Liquidity and free flow of capital two biggest fears of Chinese bond investors
Appetite to invest in Chinese bonds remains strong as 83 per cent of international respondents to new survey say they plan to increase or maintain exposure
Liquidity in China’s secondary bond market and free flow of capital across borders are the two biggest concerns of global investors considering investing in the country’s onshore bond market, according to a new study.
The survey, led by regional trade association Asia Securities Industry & Financial Markets Association (ASIFMA) and six other partners, collected responses from more than 100 investors worldwide, representing total estimated global assets under management of over US$ 21 trillion.
The next biggest concern is technical barriers to participating in the market, mainly surrounding legal and operational issues including free repatriation of invested funds.
Respondents also said that clearer beneficial ownership rules and clarity on tax are more important than macroeconomic climate.

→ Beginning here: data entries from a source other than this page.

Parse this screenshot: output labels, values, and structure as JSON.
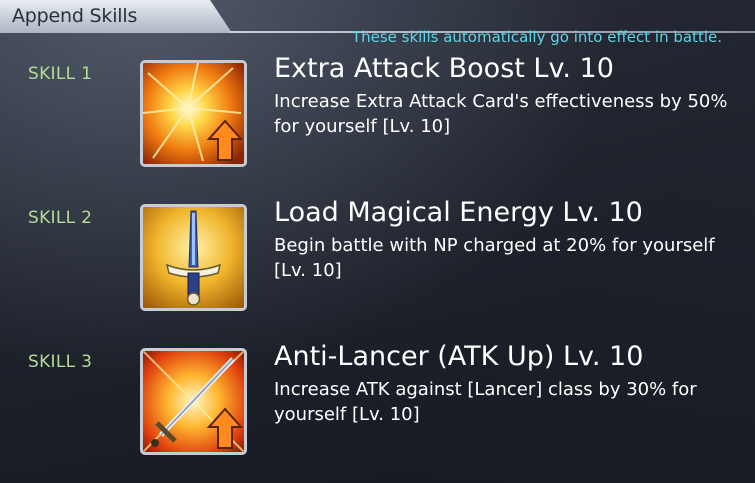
{
  "header": {
    "title": "Append Skills"
  },
  "note": "These skills automatically go into effect in battle.",
  "skills": [
    {
      "label": "SKILL 1",
      "name": "Extra Attack Boost Lv. 10",
      "description": "Increase Extra Attack Card's effectiveness by 50% for yourself [Lv. 10]",
      "icon": "extra-attack-burst-icon"
    },
    {
      "label": "SKILL 2",
      "name": "Load Magical Energy Lv. 10",
      "description": "Begin battle with NP charged at 20% for yourself [Lv. 10]",
      "icon": "sword-icon"
    },
    {
      "label": "SKILL 3",
      "name": "Anti-Lancer (ATK Up) Lv. 10",
      "description": "Increase ATK against [Lancer] class by 30% for yourself [Lv. 10]",
      "icon": "sword-attack-up-icon"
    }
  ],
  "colors": {
    "label_green": "#b4dc97",
    "note_cyan": "#5fd3e6",
    "up_arrow_orange": "#ff8a1e"
  }
}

The survey garnered the opinions of 36 per cent of the top 50 investors in the US, 20 per cent of the top 100 investors in Europe and 27 per cent of the top 100 investors in Asia, the association said.
“Not surprisingly, the survey evidences that despite the opening of the Chinese bond market and progress made so far, greater transparency, legal certainty and predictability remain a key concern of foreign investors,” said Marc-Andre Bechet, director of legal and tax at the Association of the Luxembourg Fund Industry, one of the survey partners.